Murre: „Augustinus nam zijn vertrekpunt bij alle pedagogische handelingen in de liefde. Hij zei: Je moet van kinderen hóúden. In feite was hij de eerste christelijke pedagoog. Hij heeft het voordeel dat zijn werk zich makkelijk laat lezen. Augustinus schrijft beeldend en neemt je mee in de klas. Soms is hij heel praktisch. Zo zegt hij: Je moet je les goed voorbereiden, maar je moet niet vastzitten aan je tekst. Reageer op wat er gebeurt; een actueel advies aan onze studenten. Bavinck is interessant omdat hij veel heeft betekend voor de totstandkoming van het christelijk onderwijs.”

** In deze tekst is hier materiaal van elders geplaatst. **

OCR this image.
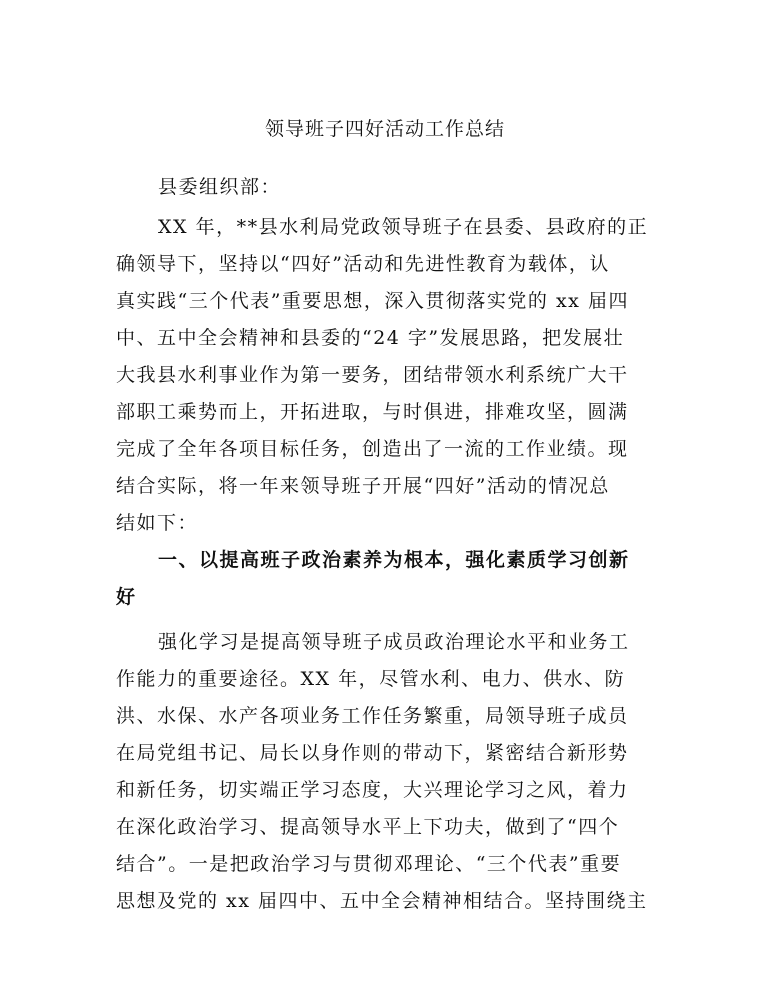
领导班子四好活动工作总结
县委组织部：
XX 年，**县水利局党政领导班子在县委、县政府的正
确领导下，坚持以“四好”活动和先进性教育为载体，认
真实践“三个代表”重要思想，深入贯彻落实党的 xx 届四
中、五中全会精神和县委的“24 字”发展思路，把发展壮
大我县水利事业作为第一要务，团结带领水利系统广大干
部职工乘势而上，开拓进取，与时俱进，排难攻坚，圆满
完成了全年各项目标任务，创造出了一流的工作业绩。现
结合实际，将一年来领导班子开展“四好”活动的情况总
结如下：
一、以提高班子政治素养为根本，强化素质学习创新
好
强化学习是提高领导班子成员政治理论水平和业务工
作能力的重要途径。XX 年，尽管水利、电力、供水、防
洪、水保、水产各项业务工作任务繁重，局领导班子成员
在局党组书记、局长以身作则的带动下，紧密结合新形势
和新任务，切实端正学习态度，大兴理论学习之风，着力
在深化政治学习、提高领导水平上下功夫，做到了“四个
结合”。一是把政治学习与贯彻邓理论、“三个代表”重要
思想及党的 xx 届四中、五中全会精神相结合。坚持围绕主
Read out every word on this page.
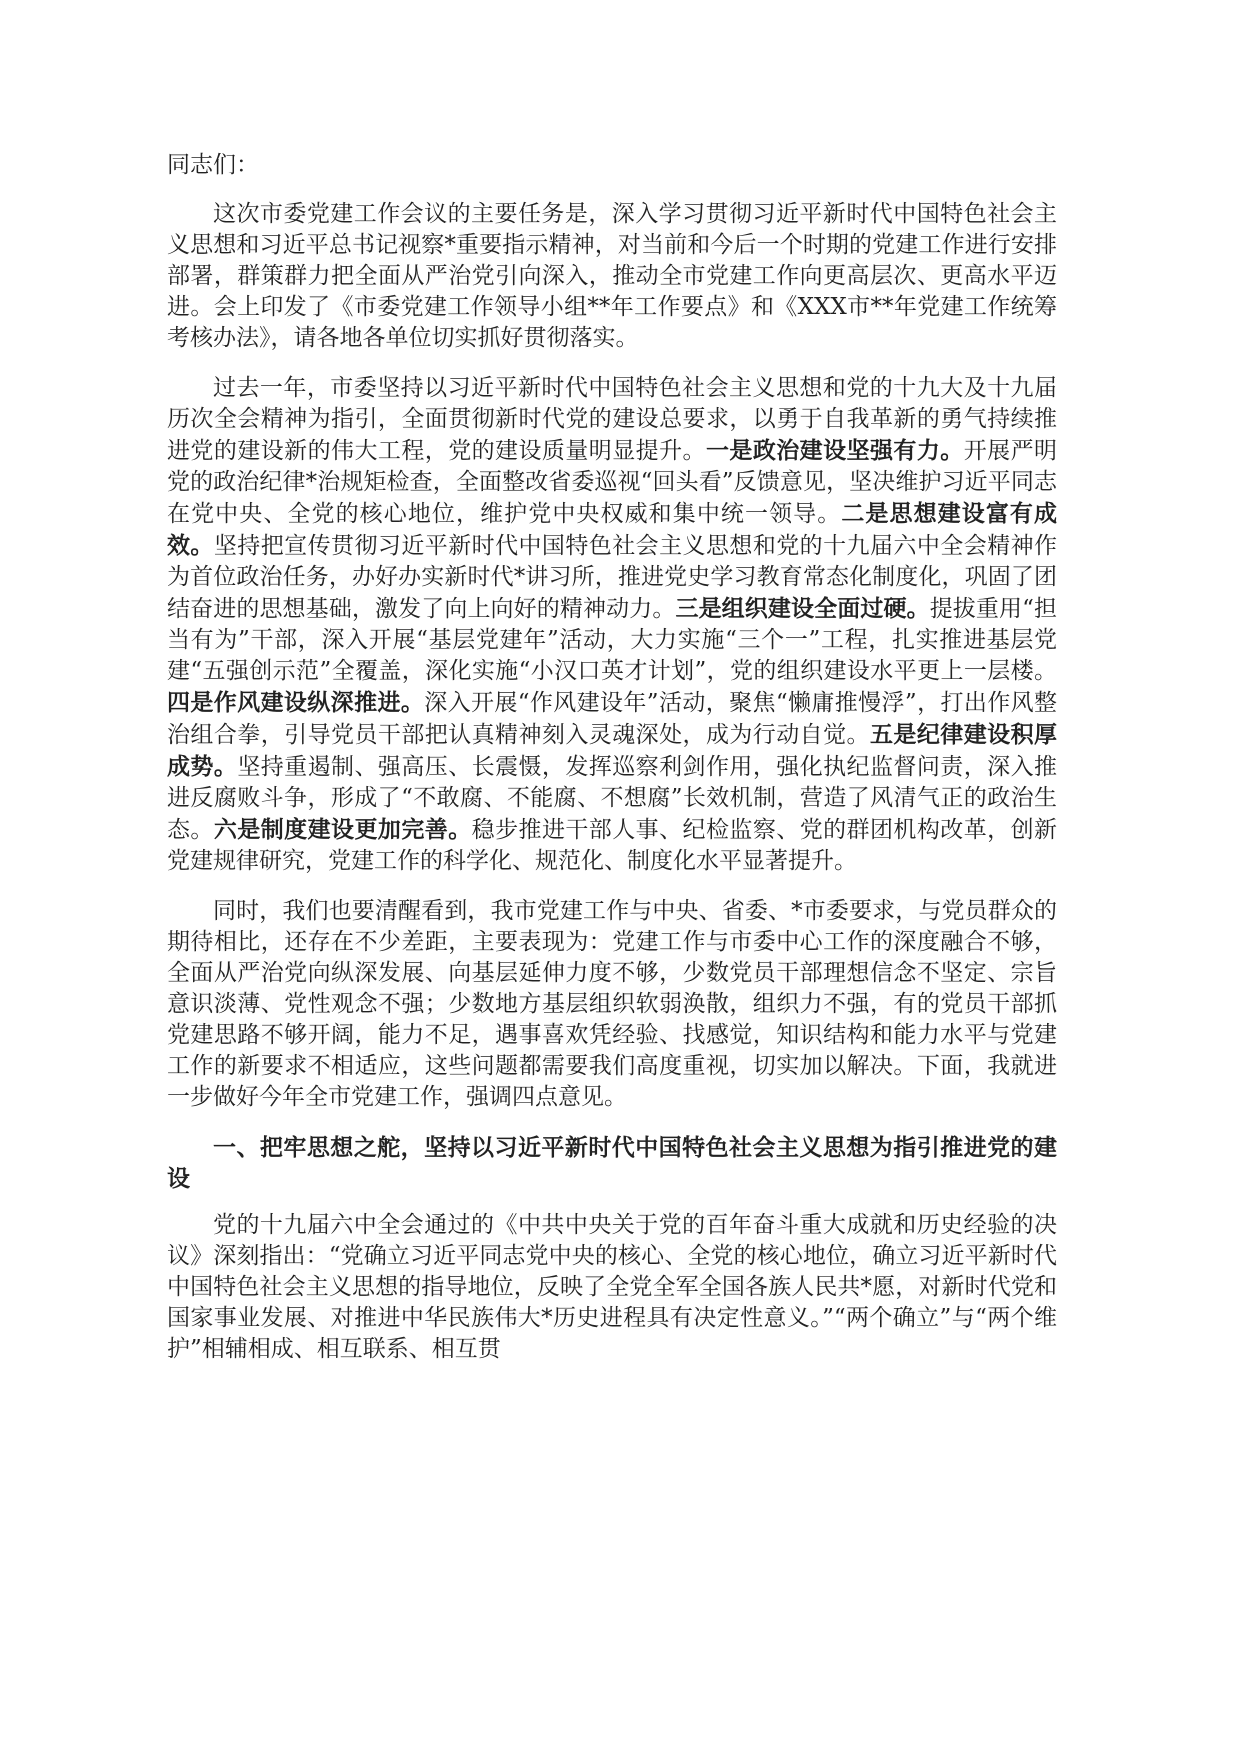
同志们：

这次市委党建工作会议的主要任务是，深入学习贯彻习近平新时代中国特色社会主义思想和习近平总书记视察*重要指示精神，对当前和今后一个时期的党建工作进行安排部署，群策群力把全面从严治党引向深入，推动全市党建工作向更高层次、更高水平迈进。会上印发了《市委党建工作领导小组**年工作要点》和《XXX市**年党建工作统筹考核办法》，请各地各单位切实抓好贯彻落实。

过去一年，市委坚持以习近平新时代中国特色社会主义思想和党的十九大及十九届历次全会精神为指引，全面贯彻新时代党的建设总要求，以勇于自我革新的勇气持续推进党的建设新的伟大工程，党的建设质量明显提升。一是政治建设坚强有力。开展严明党的政治纪律*治规矩检查，全面整改省委巡视“回头看”反馈意见，坚决维护习近平同志在党中央、全党的核心地位，维护党中央权威和集中统一领导。二是思想建设富有成效。坚持把宣传贯彻习近平新时代中国特色社会主义思想和党的十九届六中全会精神作为首位政治任务，办好办实新时代*讲习所，推进党史学习教育常态化制度化，巩固了团结奋进的思想基础，激发了向上向好的精神动力。三是组织建设全面过硬。提拔重用“担当有为”干部，深入开展“基层党建年”活动，大力实施“三个一”工程，扎实推进基层党建“五强创示范”全覆盖，深化实施“小汉口英才计划”，党的组织建设水平更上一层楼。四是作风建设纵深推进。深入开展“作风建设年”活动，聚焦“懒庸推慢浮”，打出作风整治组合拳，引导党员干部把认真精神刻入灵魂深处，成为行动自觉。五是纪律建设积厚成势。坚持重遏制、强高压、长震慑，发挥巡察利剑作用，强化执纪监督问责，深入推进反腐败斗争，形成了“不敢腐、不能腐、不想腐”长效机制，营造了风清气正的政治生态。六是制度建设更加完善。稳步推进干部人事、纪检监察、党的群团机构改革，创新党建规律研究，党建工作的科学化、规范化、制度化水平显著提升。

同时，我们也要清醒看到，我市党建工作与中央、省委、*市委要求，与党员群众的期待相比，还存在不少差距，主要表现为：党建工作与市委中心工作的深度融合不够，全面从严治党向纵深发展、向基层延伸力度不够，少数党员干部理想信念不坚定、宗旨意识淡薄、党性观念不强；少数地方基层组织软弱涣散，组织力不强，有的党员干部抓党建思路不够开阔，能力不足，遇事喜欢凭经验、找感觉，知识结构和能力水平与党建工作的新要求不相适应，这些问题都需要我们高度重视，切实加以解决。下面，我就进一步做好今年全市党建工作，强调四点意见。

一、把牢思想之舵，坚持以习近平新时代中国特色社会主义思想为指引推进党的建设

党的十九届六中全会通过的《中共中央关于党的百年奋斗重大成就和历史经验的决议》深刻指出：“党确立习近平同志党中央的核心、全党的核心地位，确立习近平新时代中国特色社会主义思想的指导地位，反映了全党全军全国各族人民共*愿，对新时代党和国家事业发展、对推进中华民族伟大*历史进程具有决定性意义。”“两个确立”与“两个维护”相辅相成、相互联系、相互贯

Het boek wijdt aan elke pedagoog één hoofdstuk. De auteurs –Ewald Mackay, Kees Schimmel, Richard Toes, Cornij van der Wind, Janneke de Jong en Piet Murre– zijn allen docent aan de lerarenopleidingen in Gouda. Ze mochten hun eigen pedagoog uitkiezen, maar niet zonder richtlijnen. Murre: „Het moesten pedagogen zijn die denkers én doeners waren. Dus geen theoretici zonder praktijkervaring of andersom.”
Twee van de zes gekozen pedagogen –de Griekse wijsgeer Plato en de Duitse filosoof, pedagoog en psycholoog Johann Friedrich Herbart– zijn niet christelijk. „Geen bezwaar”, reageert De Muynck. „Alles wat goed is, mag en kun je gebruiken, ook van niet-christelijke auteurs.”
Of dit boek representatief is voor twintig eeuwen pedagogiek? Murre: „De zes portretten geven met elkaar een prachtige dwarsdoorsnede van wat er op pedagogisch gebied allemaal is verschenen. Tegelijk denken we aan een tweede boek met nog eens zes tot acht pedagogen om het beeld completer en veelkeuriger te maken.”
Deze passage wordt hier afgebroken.